Why you should read this book: First off, you'd have to be a fan of the short-lived, ill-fated science fiction fan favorite, Firefly, and you'd have to know the series and the characters well enough to be dropped into a new episode of their (back) story without any further explanation. Captain Mal Reynolds and company find themselves in their typical situation: stuck on some backwater planet with a broken ship, no money, and a posse of extremely bad guys on their tail. This time, it's Mal and Zoë's past catching up with them, complicated by a bunch of murderous space cultists, and yeah, that engine was totally on fire.

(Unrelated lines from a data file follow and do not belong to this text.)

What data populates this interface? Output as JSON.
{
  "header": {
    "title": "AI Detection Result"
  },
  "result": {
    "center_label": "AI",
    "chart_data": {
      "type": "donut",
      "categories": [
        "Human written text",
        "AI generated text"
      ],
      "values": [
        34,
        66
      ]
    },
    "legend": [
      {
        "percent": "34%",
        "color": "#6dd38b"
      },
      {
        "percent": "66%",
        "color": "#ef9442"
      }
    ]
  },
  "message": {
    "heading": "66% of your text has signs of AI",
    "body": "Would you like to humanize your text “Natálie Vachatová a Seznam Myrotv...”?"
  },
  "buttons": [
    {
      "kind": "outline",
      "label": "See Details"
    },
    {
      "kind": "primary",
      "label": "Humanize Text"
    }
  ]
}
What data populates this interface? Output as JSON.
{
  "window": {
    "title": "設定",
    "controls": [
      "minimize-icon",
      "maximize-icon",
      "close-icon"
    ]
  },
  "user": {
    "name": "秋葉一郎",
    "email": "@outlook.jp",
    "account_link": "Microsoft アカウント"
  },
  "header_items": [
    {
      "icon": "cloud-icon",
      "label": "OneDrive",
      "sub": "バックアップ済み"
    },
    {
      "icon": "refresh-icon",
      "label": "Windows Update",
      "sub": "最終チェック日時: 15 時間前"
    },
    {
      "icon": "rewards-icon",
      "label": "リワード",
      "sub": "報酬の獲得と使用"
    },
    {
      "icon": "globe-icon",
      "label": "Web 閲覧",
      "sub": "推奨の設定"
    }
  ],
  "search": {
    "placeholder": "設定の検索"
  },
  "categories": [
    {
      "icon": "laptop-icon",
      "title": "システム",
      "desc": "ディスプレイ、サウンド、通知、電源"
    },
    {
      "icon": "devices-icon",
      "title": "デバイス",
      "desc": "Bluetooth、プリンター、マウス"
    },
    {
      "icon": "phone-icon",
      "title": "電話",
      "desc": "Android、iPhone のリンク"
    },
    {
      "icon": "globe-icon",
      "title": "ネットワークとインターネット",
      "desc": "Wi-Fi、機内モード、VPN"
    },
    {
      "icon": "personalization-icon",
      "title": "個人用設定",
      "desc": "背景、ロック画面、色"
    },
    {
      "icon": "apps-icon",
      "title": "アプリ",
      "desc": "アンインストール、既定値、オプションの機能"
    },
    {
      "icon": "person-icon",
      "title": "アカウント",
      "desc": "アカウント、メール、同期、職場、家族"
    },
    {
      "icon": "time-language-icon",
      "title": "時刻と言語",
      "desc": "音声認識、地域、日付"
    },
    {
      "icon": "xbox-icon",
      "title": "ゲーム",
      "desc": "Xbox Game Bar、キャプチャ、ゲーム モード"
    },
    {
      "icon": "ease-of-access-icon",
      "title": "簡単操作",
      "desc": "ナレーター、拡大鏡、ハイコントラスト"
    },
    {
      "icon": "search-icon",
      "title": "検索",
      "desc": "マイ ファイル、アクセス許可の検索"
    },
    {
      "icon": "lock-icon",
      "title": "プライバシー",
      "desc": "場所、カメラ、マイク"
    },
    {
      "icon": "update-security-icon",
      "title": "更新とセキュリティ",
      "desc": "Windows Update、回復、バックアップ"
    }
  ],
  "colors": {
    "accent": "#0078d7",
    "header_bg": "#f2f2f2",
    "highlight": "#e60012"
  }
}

Why you shouldn't read this book: You aren't already a fan of Firefly.




Everfair

Written by: Nisi Shawl

First line: Lisette Toutournier sighed.

Why you should read this book: What if indigenous Africans had technological superiority over Europeans at the turn of the last century, and what if this reality existed within a society that allowed open discussion of race and sexuality in the same time period? This vast, populous steampunk alternate-history narrative follows an unlikely cast of Fabians, missionaries, escaped slaves, and oppressed native peoples in their attempts to build a socialist paradise in the wake of Leopold II's colonization of the Congo. Beginning with young Lisette Tourournier's love affair with a bicycle in France, the story criss crosses continents and decades, proposes complex love polygons among people with multiple loyalties, and introduces fabulous technologies and solutions in a dense and nuanced story that operates as science fiction and social commentary and a few other things.

Why you shouldn't read this book: I guess this book is not for unabashed racists, but they probably don't read interesting steampunk novels anyway.